Some employees at the happiest place on Earth were frowning Tuesday.
The Walt Disney Co. announced it will lay off 28,000 employees at its Walt Disney World and Disneyland theme parks as the company remains affected by the impact of the coronavirus, the Press-Enterprise reported.
“In light of the prolonged impact of COVID-19 on our business, including limited capacity due to physical distancing requirements and the continued uncertainty regarding the duration of the pandemic -- exacerbated in California by the state’s unwillingness to lift restrictions that would allow Disneyland to reopen -- we have made the very difficult decision to begin the process of reducing our workforce at our parks, experiences and products segment at all levels," D’Amaro said in a statement.
Disney employees have been on furlough since April but have been receiving healthcare benefits, D’Amaro said.
Approximately 67% of the employees affected by the layoffs were part-time employees, CNBC reported.
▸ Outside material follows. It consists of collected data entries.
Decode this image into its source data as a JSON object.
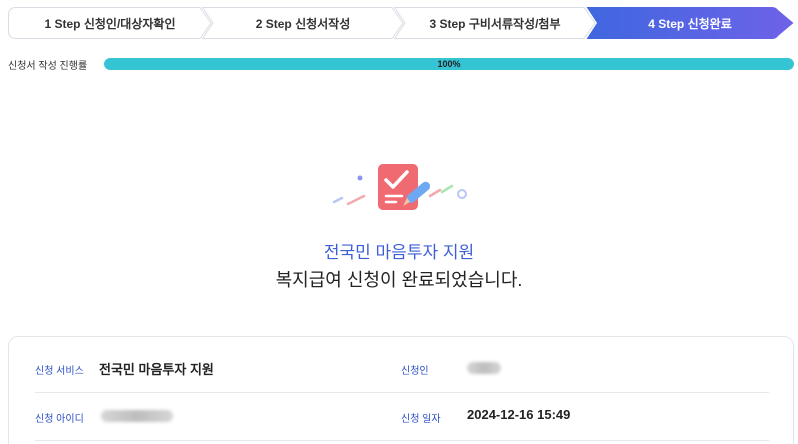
{
  "steps": [
    {
      "label": "1 Step 신청인/대상자확인",
      "active": false
    },
    {
      "label": "2 Step 신청서작성",
      "active": false
    },
    {
      "label": "3 Step 구비서류작성/첨부",
      "active": false
    },
    {
      "label": "4 Step 신청완료",
      "active": true
    }
  ],
  "progress": {
    "label": "신청서 작성 진행률",
    "value": 100,
    "text": "100%"
  },
  "completion": {
    "service_title": "전국민 마음투자 지원",
    "message": "복지급여 신청이 완료되었습니다."
  },
  "info": {
    "service_label": "신청 서비스",
    "service_value": "전국민 마음투자 지원",
    "applicant_label": "신청인",
    "applicant_id_label": "신청 아이디",
    "date_label": "신청 일자",
    "date_value": "2024-12-16 15:49"
  },
  "colors": {
    "accent": "#3d5fd6",
    "progress": "#34c4d4",
    "step_active_start": "#3f67e0",
    "step_active_end": "#6e62e8"
  }
}
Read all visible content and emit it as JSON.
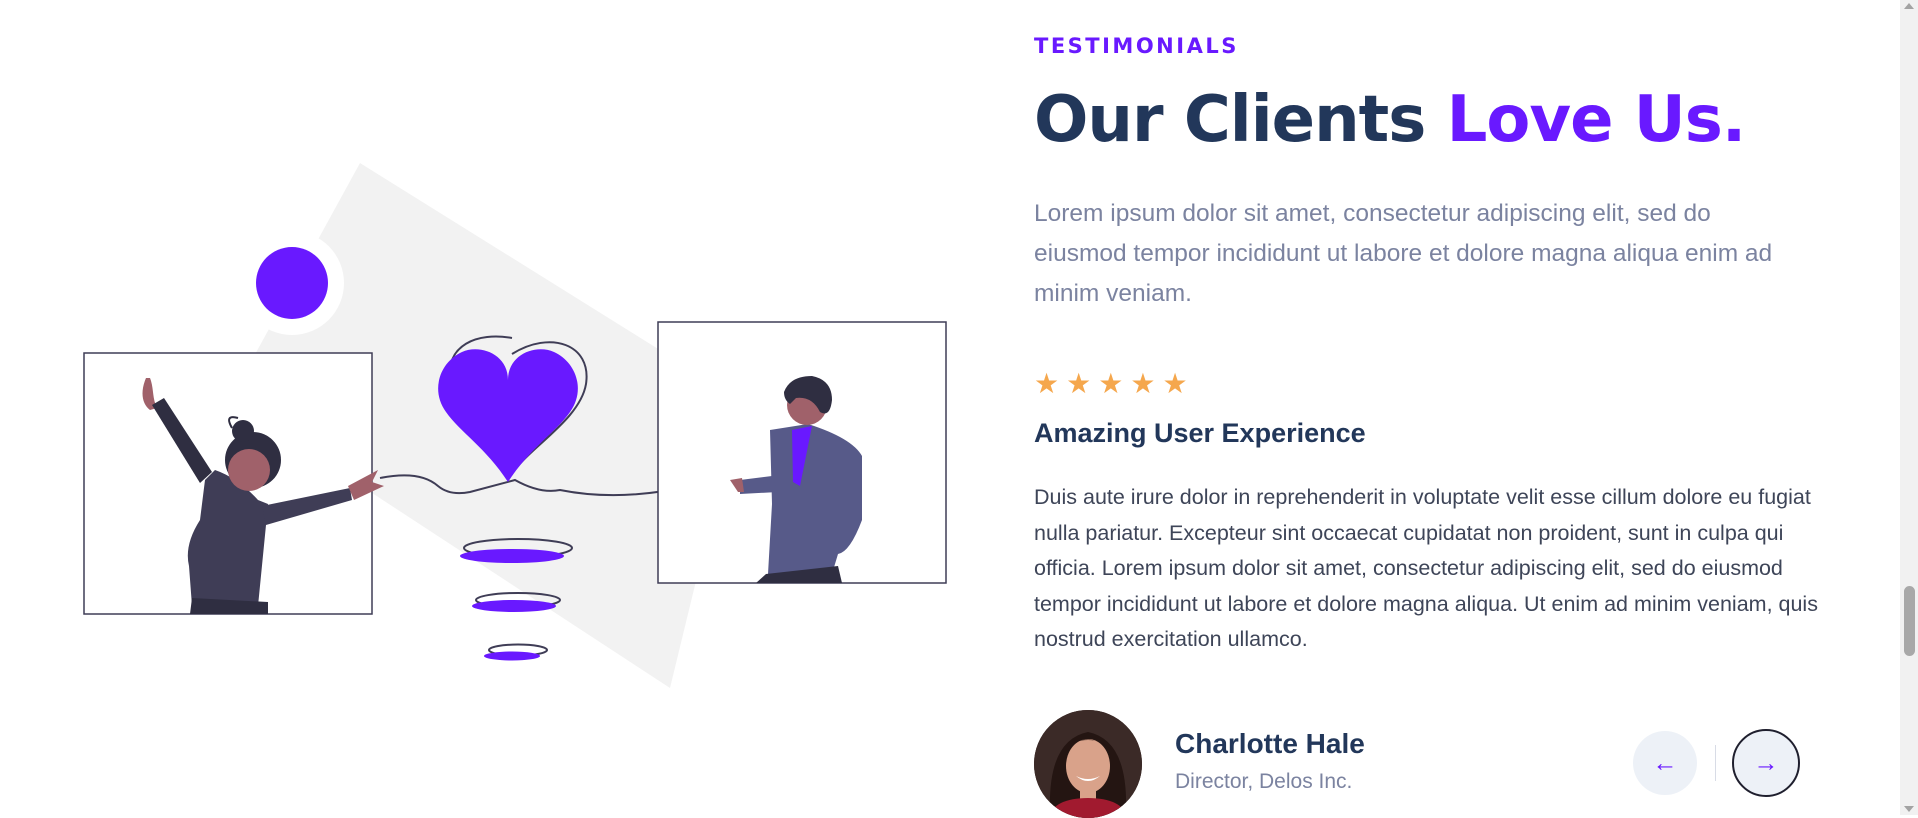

Disney declined to comment on how many people from its parks were laid off, the website reported.
Disneyland has remained closed since mid-March. Walt Disney World, which also closed in March, reopened in mid-July with increased health and safety measures as well as reduced visitor capacity.
“As you can imagine, a decision of this magnitude is not easy,” D’Amaro wrote in the letter to employees. “For the last several months, our management team has worked tirelessly to avoid having to separate anyone from the company. We’ve cut expenses, suspended capital projects, furloughed our cast members while still paying benefits, and modified our operations to run as efficiently as possible, however, we simply cannot responsibly stay fully staffed while operating at such limited capacity.
“While we don’t know when the pandemic will be behind us, we are confident in our resilience and hope to welcome back cast members and employees when we can.”